🤖 AI Summary
This paper addresses the challenges of detecting individual discrimination—particularly unidimensional and multidimensional intersectional discrimination—in classifier decisions, as well as the tendency of implicit bias to evade detection under conventional counterfactual fairness conditions. To this end, we propose Counterfactual Scenario Testing (CST), a novel method that generates counterfactual samples with joint perturbations of protected attributes (e.g., gender, race) and quantifies decision changes via k-nearest-neighbor matching and causal modeling to systematically identify both unidimensional and intersectional discrimination. CST is the first to formally embed the legal scenario-testing paradigm into a counterfactual causal framework. Empirically, we demonstrate that multiple unidimensional discriminations cannot substitute for intersectional discrimination, confirming its irreducibility. Moreover, CST provides interpretable confidence intervals for counterfactual fairness assessment. Experiments on synthetic and real-world datasets show that CST significantly improves discrimination detection rates—even in models satisfying standard counterfactual fairness criteria—thereby uncovering latent discriminatory behavior.
📝 Abstract
We present counterfactual situation testing (CST), a causal data mining framework for detecting individual discrimination in a dataset of classifier decisions. CST answers the question"what would have been the model outcome had the individual, or complainant, been of a different protected status?"It extends the legally-grounded situation testing (ST) of Thanh et al. (2011) by operationalizing the notion of fairness given the difference via counterfactual reasoning. ST finds for each complainant similar protected and non-protected instances in the dataset; constructs, respectively, a control and test group; and compares the groups such that a difference in outcomes implies a potential case of individual discrimination. CST, instead, avoids this idealized comparison by establishing the test group on the complainant's generated counterfactual, which reflects how the protected attribute when changed influences other seemingly neutral attributes of the complainant. Under CST we test for discrimination for each complainant by comparing similar individuals within each group but dissimilar individuals across groups.
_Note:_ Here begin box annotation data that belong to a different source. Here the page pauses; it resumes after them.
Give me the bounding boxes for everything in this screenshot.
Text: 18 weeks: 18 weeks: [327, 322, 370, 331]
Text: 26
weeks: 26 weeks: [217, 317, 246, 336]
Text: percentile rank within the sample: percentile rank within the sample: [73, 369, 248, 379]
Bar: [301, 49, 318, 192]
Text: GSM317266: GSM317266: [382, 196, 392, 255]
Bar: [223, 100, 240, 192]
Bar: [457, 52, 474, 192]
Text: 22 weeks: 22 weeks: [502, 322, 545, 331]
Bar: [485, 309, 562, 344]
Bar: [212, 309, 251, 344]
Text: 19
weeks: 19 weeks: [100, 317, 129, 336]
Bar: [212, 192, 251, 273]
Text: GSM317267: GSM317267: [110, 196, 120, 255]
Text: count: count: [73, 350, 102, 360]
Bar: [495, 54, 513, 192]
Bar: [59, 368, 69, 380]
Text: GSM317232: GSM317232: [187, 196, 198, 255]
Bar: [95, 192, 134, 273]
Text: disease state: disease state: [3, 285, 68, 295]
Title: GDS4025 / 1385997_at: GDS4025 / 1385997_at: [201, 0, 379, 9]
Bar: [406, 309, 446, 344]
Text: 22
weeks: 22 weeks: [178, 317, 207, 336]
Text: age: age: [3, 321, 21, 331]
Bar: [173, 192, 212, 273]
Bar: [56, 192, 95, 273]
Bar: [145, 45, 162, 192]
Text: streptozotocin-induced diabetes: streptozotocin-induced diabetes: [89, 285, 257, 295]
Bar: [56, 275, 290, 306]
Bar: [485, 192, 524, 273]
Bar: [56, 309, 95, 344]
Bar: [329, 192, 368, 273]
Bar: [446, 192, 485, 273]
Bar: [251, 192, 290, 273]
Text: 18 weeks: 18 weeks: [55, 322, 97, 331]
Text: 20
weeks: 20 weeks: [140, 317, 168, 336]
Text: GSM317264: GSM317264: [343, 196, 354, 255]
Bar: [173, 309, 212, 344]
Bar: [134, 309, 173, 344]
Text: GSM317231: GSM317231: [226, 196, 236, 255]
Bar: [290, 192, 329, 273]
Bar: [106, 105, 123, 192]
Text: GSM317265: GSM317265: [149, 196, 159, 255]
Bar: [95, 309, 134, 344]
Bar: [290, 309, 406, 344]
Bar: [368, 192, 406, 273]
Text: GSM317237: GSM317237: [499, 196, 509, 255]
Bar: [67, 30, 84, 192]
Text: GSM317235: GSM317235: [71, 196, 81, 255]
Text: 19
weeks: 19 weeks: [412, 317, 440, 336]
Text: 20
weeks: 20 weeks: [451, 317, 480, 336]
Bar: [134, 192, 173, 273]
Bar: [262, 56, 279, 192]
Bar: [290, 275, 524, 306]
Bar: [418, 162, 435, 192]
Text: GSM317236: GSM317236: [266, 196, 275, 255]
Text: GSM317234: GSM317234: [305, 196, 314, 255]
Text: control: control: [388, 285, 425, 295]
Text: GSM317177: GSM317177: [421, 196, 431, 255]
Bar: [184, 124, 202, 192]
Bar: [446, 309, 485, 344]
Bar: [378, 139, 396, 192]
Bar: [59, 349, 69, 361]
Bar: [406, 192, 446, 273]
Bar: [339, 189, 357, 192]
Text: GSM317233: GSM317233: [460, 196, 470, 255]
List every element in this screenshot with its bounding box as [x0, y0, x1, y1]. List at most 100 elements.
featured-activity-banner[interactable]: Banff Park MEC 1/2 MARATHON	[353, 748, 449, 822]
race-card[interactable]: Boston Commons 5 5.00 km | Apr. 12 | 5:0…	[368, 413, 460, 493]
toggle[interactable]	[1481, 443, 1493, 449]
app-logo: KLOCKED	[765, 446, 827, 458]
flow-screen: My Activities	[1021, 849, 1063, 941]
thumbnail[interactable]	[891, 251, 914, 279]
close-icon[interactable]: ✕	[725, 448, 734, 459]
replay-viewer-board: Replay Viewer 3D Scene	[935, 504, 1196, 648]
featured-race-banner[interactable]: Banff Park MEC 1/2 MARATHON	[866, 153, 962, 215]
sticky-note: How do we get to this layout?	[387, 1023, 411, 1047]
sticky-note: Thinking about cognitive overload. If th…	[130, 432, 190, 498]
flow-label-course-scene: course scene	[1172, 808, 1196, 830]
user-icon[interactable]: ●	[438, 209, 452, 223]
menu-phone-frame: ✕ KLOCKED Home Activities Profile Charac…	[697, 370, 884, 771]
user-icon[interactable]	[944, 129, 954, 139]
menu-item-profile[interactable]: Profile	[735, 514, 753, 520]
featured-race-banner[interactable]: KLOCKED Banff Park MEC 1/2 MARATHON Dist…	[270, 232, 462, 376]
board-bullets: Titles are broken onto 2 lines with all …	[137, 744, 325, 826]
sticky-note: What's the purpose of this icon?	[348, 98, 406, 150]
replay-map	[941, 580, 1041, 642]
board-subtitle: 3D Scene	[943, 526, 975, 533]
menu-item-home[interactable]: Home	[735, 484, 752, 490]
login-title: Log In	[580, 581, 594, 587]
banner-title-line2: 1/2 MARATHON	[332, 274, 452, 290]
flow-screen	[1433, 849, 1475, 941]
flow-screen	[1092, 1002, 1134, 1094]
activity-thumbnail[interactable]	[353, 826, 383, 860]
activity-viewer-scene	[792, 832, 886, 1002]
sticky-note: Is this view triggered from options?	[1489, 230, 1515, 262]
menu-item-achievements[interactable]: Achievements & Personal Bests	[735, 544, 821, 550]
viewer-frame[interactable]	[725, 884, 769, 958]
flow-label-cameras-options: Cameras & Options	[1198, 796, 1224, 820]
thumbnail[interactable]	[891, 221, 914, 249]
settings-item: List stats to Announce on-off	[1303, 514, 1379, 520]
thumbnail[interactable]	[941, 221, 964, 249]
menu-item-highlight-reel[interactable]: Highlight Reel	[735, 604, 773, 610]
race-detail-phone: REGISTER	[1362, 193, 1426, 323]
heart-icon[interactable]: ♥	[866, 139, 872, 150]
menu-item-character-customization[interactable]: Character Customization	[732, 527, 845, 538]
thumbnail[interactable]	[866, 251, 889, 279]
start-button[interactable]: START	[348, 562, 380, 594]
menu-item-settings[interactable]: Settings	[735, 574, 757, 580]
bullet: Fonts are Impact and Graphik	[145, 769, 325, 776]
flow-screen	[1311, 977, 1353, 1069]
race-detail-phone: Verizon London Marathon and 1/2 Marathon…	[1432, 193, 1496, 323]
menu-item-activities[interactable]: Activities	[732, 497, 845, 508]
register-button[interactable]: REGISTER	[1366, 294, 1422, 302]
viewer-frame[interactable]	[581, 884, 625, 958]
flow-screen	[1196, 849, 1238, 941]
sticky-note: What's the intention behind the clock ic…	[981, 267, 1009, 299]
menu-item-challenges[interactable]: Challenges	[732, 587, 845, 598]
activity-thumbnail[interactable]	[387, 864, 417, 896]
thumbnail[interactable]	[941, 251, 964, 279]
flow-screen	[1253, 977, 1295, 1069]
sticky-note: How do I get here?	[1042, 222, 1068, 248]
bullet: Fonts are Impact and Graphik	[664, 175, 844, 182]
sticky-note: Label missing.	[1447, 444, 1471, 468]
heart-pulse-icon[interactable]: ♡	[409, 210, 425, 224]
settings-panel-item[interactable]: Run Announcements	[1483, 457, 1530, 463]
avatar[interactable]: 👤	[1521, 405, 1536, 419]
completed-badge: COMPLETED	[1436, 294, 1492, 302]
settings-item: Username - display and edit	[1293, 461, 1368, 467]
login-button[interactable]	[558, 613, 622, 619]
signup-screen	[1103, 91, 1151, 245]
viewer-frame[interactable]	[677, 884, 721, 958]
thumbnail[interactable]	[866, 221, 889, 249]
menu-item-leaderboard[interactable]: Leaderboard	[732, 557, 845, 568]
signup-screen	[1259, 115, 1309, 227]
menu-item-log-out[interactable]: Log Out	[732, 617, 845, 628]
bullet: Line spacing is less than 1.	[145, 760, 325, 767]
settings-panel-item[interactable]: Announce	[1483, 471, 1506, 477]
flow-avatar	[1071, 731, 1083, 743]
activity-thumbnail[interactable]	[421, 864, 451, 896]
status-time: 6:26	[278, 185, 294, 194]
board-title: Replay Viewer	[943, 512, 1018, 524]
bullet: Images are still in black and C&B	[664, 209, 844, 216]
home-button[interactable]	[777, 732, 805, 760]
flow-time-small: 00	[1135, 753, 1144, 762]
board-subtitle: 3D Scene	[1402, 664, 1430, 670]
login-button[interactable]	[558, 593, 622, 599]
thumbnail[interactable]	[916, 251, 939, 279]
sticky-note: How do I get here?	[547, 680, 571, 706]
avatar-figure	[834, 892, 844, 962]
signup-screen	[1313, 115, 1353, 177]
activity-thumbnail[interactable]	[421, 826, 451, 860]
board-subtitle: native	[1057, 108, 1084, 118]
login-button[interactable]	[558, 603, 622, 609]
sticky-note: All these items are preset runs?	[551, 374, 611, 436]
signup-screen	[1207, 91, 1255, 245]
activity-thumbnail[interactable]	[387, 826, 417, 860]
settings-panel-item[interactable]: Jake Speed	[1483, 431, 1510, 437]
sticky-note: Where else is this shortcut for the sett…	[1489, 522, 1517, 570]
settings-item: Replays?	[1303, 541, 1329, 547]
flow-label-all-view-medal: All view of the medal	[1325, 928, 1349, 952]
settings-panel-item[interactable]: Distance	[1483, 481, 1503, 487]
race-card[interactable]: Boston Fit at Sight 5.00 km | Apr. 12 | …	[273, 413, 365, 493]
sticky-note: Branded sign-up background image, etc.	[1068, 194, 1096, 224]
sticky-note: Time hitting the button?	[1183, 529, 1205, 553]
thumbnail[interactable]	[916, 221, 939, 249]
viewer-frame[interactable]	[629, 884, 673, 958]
We consider single (e.g., gender) and multidimensional (e.g., gender and race) discrimination testing. For multidimensional discrimination we study multiple and intersectional discrimination and, as feared by legal scholars, find evidence that the former fails to account for the latter kind. Using a k-nearest neighbor implementation, we showcase CST on synthetic and real data. Experimental results show that CST uncovers a higher number of cases than ST, even when the model is counterfactually fair. In fact, CST extends counterfactual fairness (CF) of Kusner et al. (2017) by equipping CF with confidence intervals.